The phrase above was translated as "I've never seen such a tightwad"...what does 짜도 짜도 mean? (I couldn't find it in the dictionary...)

THanks so much!!


----------



## moonji

It emphasizes tightwadness.


----------



## kenjoluma

It would really help if you specify what you don't understand.
Is it the repetition of the same phrase? Or, the meaning of the slang "짜다"? You don't understand the "-도" in here? 
Which one is it?


----------



## 82riceballs

kenjoluma said:


> It would really help if you specify what you don't understand.
> Is it the repetition of the same phrase? Or, the meaning of the slang "짜다"? You don't understand the "-도" in here?
> Which one is it?



Sorry about that- I for some reason thought it was some sort of idiom, so I didn't break it down into parts...

I'm confused about the repetition of the same phrase and the usage of 도...are there any other examples of verbs that can be repeated like this?

thank you so much!


----------



## vientito

82riceballs said:


> Sorry about that- I for some reason thought it was some sort of idiom, so I didn't break it down into parts...
> 
> I'm confused about the repetition of the same phrase and the usage of 도...are there any other examples of verbs that can be repeated like this?
> 
> thank you so much!



Most often if you see repetition in korean, you know right away they like to intensify or emphasize the degree.  
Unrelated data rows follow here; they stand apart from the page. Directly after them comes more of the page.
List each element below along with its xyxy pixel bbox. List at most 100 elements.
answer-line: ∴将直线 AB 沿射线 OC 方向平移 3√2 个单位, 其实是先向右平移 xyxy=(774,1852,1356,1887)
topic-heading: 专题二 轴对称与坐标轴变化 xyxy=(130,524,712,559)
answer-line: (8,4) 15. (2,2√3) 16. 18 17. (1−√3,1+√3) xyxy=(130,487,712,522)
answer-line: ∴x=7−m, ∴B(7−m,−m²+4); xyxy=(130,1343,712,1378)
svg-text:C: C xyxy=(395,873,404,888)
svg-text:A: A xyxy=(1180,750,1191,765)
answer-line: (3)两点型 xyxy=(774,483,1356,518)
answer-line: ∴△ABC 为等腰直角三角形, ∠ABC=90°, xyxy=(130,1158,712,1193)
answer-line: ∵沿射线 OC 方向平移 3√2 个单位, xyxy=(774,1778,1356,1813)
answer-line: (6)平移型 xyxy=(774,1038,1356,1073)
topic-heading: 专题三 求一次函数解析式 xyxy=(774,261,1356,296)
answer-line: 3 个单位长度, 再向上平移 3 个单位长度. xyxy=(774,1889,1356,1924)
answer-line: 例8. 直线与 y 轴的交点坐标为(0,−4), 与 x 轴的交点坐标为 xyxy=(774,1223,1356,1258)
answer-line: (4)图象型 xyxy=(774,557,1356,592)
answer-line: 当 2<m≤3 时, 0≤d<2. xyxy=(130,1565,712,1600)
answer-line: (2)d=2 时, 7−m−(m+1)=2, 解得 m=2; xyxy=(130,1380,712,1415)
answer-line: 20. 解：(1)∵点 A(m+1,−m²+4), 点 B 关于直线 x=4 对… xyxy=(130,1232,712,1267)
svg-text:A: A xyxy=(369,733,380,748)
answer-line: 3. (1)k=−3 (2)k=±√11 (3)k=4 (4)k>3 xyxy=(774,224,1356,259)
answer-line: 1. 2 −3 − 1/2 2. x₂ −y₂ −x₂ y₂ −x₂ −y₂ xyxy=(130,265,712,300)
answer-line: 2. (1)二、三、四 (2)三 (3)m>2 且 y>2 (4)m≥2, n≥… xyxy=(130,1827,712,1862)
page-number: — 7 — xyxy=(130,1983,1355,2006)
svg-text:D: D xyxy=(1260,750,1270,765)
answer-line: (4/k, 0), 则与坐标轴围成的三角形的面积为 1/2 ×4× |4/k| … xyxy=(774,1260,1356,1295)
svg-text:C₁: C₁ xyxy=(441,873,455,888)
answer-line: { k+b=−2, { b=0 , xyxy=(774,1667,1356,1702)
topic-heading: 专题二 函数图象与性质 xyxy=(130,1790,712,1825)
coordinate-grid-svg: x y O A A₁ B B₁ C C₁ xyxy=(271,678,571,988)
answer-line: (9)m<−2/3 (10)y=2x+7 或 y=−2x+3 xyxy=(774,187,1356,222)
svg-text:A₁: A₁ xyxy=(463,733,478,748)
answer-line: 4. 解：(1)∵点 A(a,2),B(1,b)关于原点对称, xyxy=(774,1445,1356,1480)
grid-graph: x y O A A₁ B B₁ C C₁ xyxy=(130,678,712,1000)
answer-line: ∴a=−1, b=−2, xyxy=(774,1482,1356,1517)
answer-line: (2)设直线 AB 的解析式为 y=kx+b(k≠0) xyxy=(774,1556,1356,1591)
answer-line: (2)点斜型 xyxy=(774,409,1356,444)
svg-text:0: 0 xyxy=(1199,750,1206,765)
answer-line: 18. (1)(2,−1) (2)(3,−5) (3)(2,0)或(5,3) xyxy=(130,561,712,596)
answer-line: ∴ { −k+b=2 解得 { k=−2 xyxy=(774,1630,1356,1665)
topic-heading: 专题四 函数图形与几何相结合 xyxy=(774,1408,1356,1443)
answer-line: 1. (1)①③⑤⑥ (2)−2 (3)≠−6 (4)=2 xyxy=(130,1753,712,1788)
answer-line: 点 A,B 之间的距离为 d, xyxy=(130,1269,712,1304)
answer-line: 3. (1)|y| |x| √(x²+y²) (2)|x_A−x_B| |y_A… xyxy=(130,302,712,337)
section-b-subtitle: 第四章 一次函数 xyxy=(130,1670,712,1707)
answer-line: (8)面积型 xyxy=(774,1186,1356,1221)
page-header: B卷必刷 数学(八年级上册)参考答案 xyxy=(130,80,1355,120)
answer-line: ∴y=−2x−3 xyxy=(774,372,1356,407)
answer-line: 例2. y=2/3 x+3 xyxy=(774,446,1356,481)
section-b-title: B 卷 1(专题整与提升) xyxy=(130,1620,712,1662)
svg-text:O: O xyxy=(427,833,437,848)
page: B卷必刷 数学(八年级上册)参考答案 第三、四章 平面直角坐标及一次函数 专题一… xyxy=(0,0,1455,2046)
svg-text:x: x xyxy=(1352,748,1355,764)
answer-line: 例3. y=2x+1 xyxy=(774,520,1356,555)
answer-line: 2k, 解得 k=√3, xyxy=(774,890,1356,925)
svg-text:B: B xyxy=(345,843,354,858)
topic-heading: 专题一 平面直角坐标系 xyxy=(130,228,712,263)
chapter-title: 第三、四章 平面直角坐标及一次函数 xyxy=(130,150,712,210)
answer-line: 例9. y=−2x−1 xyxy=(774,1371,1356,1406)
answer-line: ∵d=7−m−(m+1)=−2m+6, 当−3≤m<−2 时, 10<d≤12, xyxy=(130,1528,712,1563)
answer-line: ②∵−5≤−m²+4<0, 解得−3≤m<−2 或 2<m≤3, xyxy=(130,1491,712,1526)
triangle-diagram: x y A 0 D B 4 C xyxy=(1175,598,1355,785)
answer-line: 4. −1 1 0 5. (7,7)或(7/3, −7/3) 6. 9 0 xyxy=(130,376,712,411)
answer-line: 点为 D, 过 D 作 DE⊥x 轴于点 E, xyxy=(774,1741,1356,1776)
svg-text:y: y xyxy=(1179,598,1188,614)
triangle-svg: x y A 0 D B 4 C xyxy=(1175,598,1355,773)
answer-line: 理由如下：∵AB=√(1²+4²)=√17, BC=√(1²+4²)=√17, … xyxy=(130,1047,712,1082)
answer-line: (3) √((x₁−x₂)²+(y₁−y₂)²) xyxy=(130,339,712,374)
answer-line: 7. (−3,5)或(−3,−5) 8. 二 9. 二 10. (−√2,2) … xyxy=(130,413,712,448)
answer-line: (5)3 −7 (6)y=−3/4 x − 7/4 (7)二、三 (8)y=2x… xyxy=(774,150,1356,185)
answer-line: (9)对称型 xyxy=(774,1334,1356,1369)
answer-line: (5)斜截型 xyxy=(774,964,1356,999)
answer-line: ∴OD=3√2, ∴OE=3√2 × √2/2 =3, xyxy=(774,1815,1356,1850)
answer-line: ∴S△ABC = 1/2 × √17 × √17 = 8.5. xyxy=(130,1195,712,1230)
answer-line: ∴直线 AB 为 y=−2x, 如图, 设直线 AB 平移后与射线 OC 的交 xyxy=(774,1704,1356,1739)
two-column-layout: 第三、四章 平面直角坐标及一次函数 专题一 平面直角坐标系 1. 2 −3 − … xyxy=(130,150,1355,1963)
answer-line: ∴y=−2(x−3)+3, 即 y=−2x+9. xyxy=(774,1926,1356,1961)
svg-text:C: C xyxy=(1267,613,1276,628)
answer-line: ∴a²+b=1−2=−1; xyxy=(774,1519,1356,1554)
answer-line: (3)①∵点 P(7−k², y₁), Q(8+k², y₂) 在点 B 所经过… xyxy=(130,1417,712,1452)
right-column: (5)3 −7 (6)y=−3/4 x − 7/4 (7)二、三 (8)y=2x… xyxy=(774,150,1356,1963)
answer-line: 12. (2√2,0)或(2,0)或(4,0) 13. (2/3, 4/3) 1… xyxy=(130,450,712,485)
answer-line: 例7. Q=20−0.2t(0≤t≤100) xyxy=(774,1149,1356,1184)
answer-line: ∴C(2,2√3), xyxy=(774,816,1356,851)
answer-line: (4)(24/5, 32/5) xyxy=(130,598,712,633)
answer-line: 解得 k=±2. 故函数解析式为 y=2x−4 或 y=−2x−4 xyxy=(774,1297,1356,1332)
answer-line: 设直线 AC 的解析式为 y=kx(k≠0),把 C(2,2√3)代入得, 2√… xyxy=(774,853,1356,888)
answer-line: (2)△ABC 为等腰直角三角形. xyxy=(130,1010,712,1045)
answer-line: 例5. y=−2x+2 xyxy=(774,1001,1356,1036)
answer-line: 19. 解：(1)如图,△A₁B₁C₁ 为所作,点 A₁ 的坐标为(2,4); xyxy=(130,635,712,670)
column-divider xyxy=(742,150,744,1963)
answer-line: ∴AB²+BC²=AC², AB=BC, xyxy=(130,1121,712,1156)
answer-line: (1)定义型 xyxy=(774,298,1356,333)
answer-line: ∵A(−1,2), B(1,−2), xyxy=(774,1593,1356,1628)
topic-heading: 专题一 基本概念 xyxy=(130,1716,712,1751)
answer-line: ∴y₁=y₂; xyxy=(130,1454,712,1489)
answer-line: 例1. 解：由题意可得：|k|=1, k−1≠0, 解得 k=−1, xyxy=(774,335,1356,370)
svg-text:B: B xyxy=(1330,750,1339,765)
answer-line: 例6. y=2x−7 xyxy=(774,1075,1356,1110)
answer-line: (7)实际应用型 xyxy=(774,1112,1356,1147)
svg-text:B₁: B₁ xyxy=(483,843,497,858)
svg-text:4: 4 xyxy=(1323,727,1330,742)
I suppose you have looked up the verb 짜다?  One of its many meanings includes "to extract, to wring, to squeeze".   

도 in many instances simply means "even".  Like in any situation this is the most that you could ever do.  Then you will use 도.


----------



## 82riceballs

Thanks! Would you by any chance have any examples of other verbs used this way? I'm guessing it's usually descriptive verbs...


----------



## kenjoluma

1. Actually, 짜다 here is an adjective, derived from 짜다 (salty).
There is a story that, a frugal man deliberately cooked his dishes extremely salty so he can eat less, and save food.

2. Here are some examples I can think of:
봐도 봐도 질리지 않는다.
먹어도 먹어도 항상 맛있다.
자도 자도 피곤하다.
가도 가도 끝이 없다.


----------



## 82riceballs

Thank you so much!
Your explanation of 짜다 makes it so much easier to remember the word and the examples are extremely helpful in understanding the repetition!!


----------